After seeing the film twice, and reading several reviews and voluminous blog-based discourse on the subject, I have only one question about Ang Lee's Brokeback Mountain: Umm, how is it not a gay cowboy movie? Or rather, umm, how is it anything but?

As was detailed in Annie Wagner's review of the film in these pages, some critics are moistly proclaiming that Brokeback Mountain is merely a tale about Love Itself, as opposed to love between two men specifically, or that the characterization "gay" (or "cowboy" for that matter) somehow demeans the film, missing the larger, presumably universal dimension of its central relationship. But let's be clear: Those are just the kinds of things people say when they don't want to be called gay themselves. Pretending Brokeback Mountain isn't about a couple of taciturn, cowboy-hat-wearing, horse-riding, sheep-herd-driving, wife-ignoring, buttfucking men whose forbidden love costs them everything that matters—and hence, a gay cowboy movie—is like saying that King Kong isn't a movie about a giant gorilla who falls in love with a white woman. The fact that Ang Lee frames his film like a classical romantic agony doesn't mean that it is one, or that it could have been as sad and effective—as tragic—had either of the main characters been female.

It's no secret that Brokeback Mountain is the most significant Hollywood film about homosexuality in recent years. First off, what are the other contenders? Philadelphia? Jeffrey? Top Gun? More importantly, though, Brokeback Mountain's claim to importance is dictated by more than the number of column inches its controversy has generated. The cultural influence actually seems to grow from the emotional power of its narrative, and from the primacy of the icons it seeks to invert. The controversy isn't surprising; it's de rigueur. The surprising part is that Brokeback Mountain isn't reminding more people of the other great gay cowboy movie, John Schlesinger's Midnight Cowboy, in which a naive, would-be stud comes to New York to live off his looks and finds that his only friend is a crippled gay hustler.

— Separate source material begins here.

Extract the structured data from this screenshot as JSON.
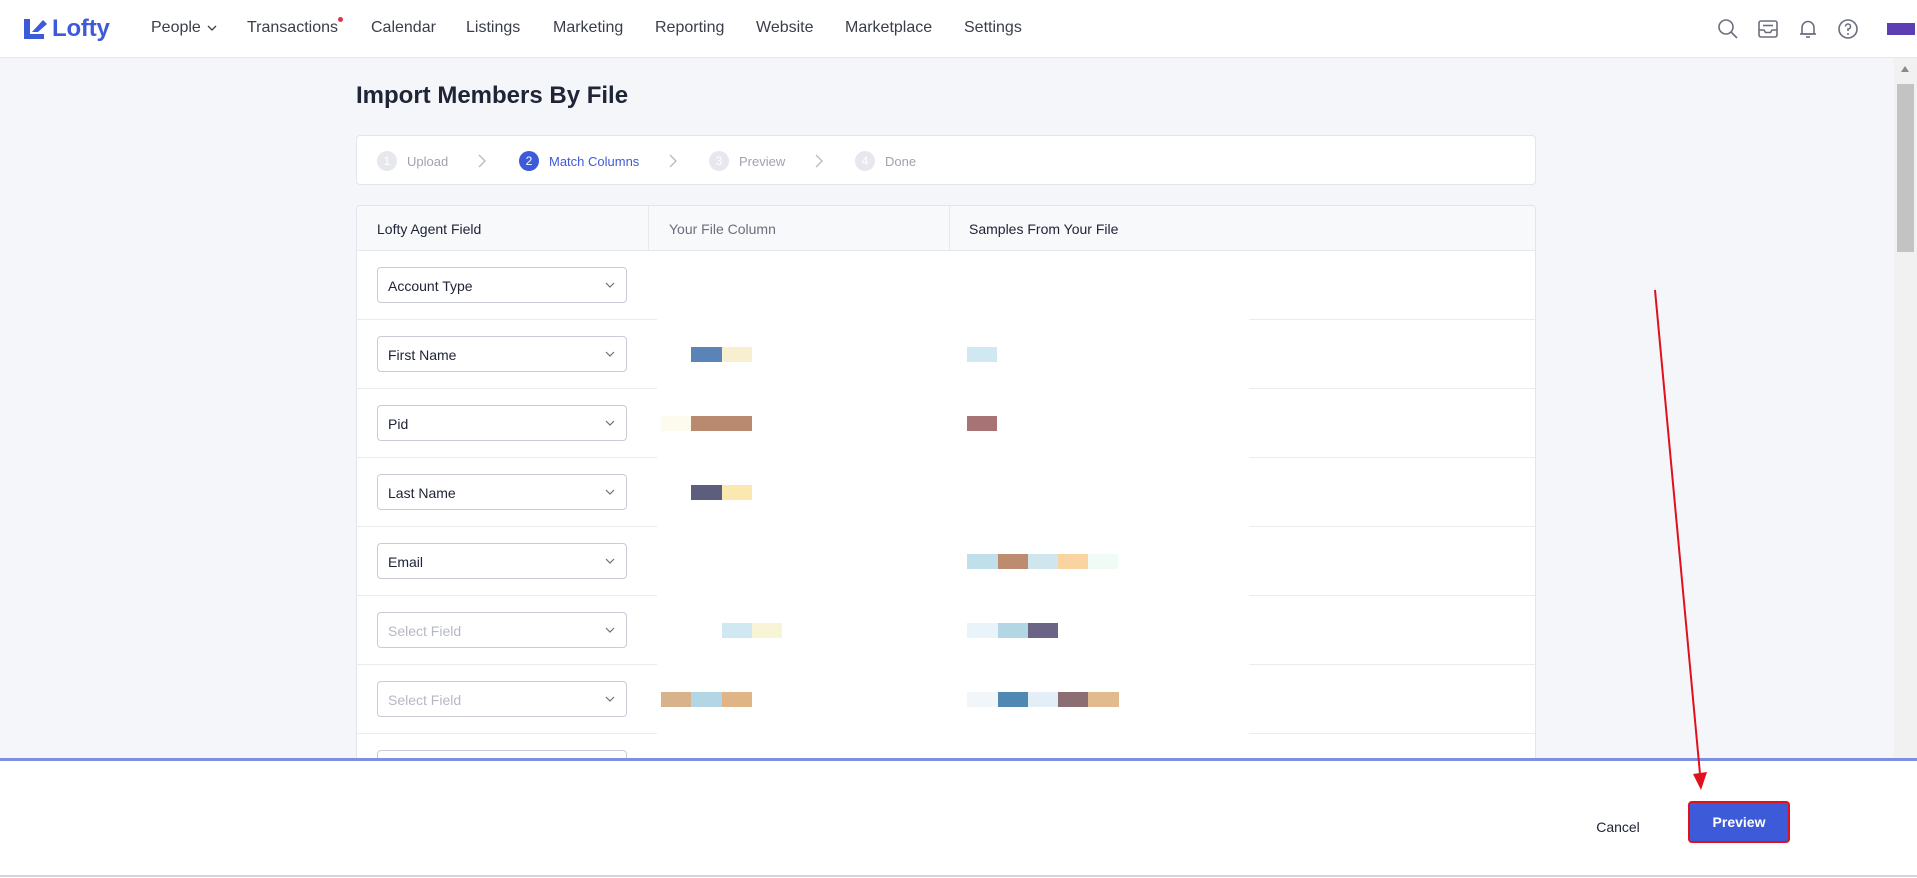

It's crucial that Brokeback Mountain takes place in the world of Marlboro men, trucks, line dances, rodeos, etc., because a major facet of the filmmakers' agenda—and yes, they absolutely have one—is to communicate that homosexuality happens to normal people, too. This noble goal remains Brokeback Mountain's gravest failure as art: It can't help but smack of advocacy. Likewise, Midnight Cowboy is all about its late '60s New York setting. Where Lee lets mountains and clouds mirror his characters' emotions, Schlesinger went the other way, turning his flashing strobe on a lurid gay subculture that forced queerness into cheap hotels and all-night movie theaters, and in which all light was artificial and sickly. In 1969 America, just admitting the existence of such a subculture was enough to earn the film an X rating. And in allowing its protagonists, wide-eyed Joe Buck and slimy Ratso Rizzo, a modicum of humanity despite their immersion in that subculture, Midnight Cowboy was revolutionary (and won the Best Picture Oscar).

Brokeback Mountain's lovers, Ennis and Jack, don't belong to any subculture, except perhaps that of the vanishing West. Mainly they are misfits hiding in real-man drag. Part of their tragedy is that real-man drag, with its code of inexpressiveness and its macho colors, proves a perfect place to hide. Their camouflage is the same as Joe Buck's, though their contexts couldn't be more different. Joe's suede fringe and cowboy hat were a signal that the codes of Americana had evolved into more complex, multilayered forms of communication. "That cowboy stuff is strictly for fags," Ratso warns a baffled Joe, who hasn't yet noticed that "every Jackie on 42nd Street" dresses just like him. Not until he escapes New York does he remove his hat. Conversely, Ennis's cowboy pose is all about receding into a sea of cowboys, the better not to be murdered for feeling like he does. As years pass, he recedes ever deeper, until he all but disappears.

Together, these two movies, each powerful and mawkish in its own way, bookend nearly 40 years of cinematic attempts to communicate the existence of homosexuality to mainstream audiences. Not the righteousness, not the beauty, but the fact. Not homosexuality as normative; homosexuality as possible. That's the conversation we're still having. As a culture, and indeed as a species, we're still squandering the greatest and most expansive art form ever invented to argue the essential humanity of human beings.